Kalin founded Itchy Bee Productions in 1997, a full-service production and distribution company. The company’s award-winning documentary, fiction and experimental films have screened worldwide. Itchy Bee Productions is committed to creating positive social change through its films and extensive impact campaigns.

Kalin’s advice to filmmakers is to practice, be persistent and always have a pitch ready to go.

“The best advice I can give to others is to keep practicing your craft,” said Kalin. “Don’t be afraid to reach out for an informational interview with someone whom you admire. Do your research, be persistent and do not take no for an answer even if it’s disheartening to hear ‘no’ over and over. Definitely join networking groups and organizations and always have an idea ready to pitch wherever you happen to be.”

Kalin strongly believes in the power of storytelling to inspire dialogues, challenge perceptions and educate a wide audience around issues of human rights, peacebuilding and social and environmental justice.

Kalin shared some of her favorite films as well as tv shows and said that Céline Sciamma is her favorite filmmaker.

“Every single one of [Sciamma’s] films is amazing and they are all unique and beautifully done,” said Kalin. “As far as documentaries, I really love Ramona S. Diaz’s and Raoul Peck’s films. For television, there’s amazing scripted series today that I enjoy, but my guilty pleasure is relaxing with reality TV competition shows. Most of my documentary crew primarily work in reality TV and they are the best filmmakers out there!”

She is also a busy bee, currently in the process of working on several projects.

Kalin is one of the producers on Kenneth Eng’s “Birth of an American Museum,” a timely documentary that addresses anti-Asian sentiment and the need to protect Asian cultural resources through the story of the Museum of Chinese in America.

“This semester, I was awarded a competitive grant from the City of West Hollywood’s Arts Division for my short documentary ‘Lesbians in Boystown’ about lesbians’ political, social and cultural contributions to WeHo,” said Kalin. “I’m also continuing development on ‘Dreaming in Somali’ which follows four Somali-Americans in their daily lives as they confront racism, Islamophobia, sexism and police violence while advocating for their Twin Cities community.”

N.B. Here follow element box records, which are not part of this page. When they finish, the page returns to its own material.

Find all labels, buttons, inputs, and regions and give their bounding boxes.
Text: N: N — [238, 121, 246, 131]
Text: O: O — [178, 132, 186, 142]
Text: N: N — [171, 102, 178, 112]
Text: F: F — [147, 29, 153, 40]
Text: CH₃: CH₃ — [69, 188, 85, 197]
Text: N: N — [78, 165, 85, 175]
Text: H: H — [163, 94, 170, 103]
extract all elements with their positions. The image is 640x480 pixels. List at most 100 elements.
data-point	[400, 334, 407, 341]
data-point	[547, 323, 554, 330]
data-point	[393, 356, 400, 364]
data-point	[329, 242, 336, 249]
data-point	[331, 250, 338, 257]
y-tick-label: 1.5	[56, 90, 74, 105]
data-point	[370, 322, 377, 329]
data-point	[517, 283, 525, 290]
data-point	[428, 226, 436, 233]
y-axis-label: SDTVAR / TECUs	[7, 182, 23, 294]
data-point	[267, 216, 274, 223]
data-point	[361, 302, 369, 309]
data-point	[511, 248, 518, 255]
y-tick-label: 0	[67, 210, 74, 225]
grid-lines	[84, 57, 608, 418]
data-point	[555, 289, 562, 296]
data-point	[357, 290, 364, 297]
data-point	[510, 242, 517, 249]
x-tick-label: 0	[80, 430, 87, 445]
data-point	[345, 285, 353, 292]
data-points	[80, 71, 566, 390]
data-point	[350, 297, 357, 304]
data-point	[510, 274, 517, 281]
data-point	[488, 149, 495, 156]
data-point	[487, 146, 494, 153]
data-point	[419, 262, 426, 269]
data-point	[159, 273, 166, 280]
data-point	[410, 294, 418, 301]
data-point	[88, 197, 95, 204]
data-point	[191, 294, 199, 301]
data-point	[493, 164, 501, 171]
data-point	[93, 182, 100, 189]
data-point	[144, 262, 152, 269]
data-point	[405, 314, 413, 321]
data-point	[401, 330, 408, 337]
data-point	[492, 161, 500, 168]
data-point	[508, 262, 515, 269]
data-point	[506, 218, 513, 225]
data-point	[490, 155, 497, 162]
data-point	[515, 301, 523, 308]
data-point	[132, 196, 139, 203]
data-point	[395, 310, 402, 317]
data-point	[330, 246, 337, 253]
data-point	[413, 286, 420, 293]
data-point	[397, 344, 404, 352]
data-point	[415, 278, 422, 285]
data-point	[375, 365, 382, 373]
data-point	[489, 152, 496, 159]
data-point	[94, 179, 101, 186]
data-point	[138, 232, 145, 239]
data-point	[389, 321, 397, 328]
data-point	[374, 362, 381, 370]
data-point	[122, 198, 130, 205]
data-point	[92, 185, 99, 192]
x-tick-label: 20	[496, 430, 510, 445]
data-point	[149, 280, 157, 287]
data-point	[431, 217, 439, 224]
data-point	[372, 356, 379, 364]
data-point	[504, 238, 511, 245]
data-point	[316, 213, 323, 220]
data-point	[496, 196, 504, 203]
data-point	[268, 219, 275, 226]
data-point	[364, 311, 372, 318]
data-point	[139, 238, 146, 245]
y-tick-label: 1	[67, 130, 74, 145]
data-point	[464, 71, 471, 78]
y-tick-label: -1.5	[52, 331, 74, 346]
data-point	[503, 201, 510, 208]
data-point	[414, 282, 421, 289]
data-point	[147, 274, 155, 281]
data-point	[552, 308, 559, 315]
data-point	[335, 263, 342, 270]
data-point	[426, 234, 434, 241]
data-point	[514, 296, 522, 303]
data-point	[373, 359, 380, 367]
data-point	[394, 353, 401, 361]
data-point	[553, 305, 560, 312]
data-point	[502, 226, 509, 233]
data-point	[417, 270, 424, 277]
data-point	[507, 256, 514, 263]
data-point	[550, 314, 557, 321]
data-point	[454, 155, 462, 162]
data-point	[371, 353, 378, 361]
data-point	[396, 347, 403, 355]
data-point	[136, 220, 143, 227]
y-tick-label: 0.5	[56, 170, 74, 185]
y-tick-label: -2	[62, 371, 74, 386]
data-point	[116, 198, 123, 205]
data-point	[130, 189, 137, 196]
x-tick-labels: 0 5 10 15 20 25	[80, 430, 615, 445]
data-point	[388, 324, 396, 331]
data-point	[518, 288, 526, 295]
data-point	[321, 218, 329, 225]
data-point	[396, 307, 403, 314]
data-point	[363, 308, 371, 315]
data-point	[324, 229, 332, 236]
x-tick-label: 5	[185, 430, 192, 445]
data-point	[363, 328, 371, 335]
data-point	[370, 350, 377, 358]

Her most recent documentary, “Vision 2030: Future of SoCal,” continues to screen and recently was awarded the Golden Mike Award for Best Television Documentary from the Radio and Television News Association of Southern California. Her Emmy-nominated documentary also premiered on Spectrum News 1 to two million households.

“My goal is to continue my work as a social impact documentary filmmaker and educator,” said Kalin.

In the future, she would like to create a course where students make documentaries while working with local nonprofit organizations in order to help address social justice issues in the greater Orlando area.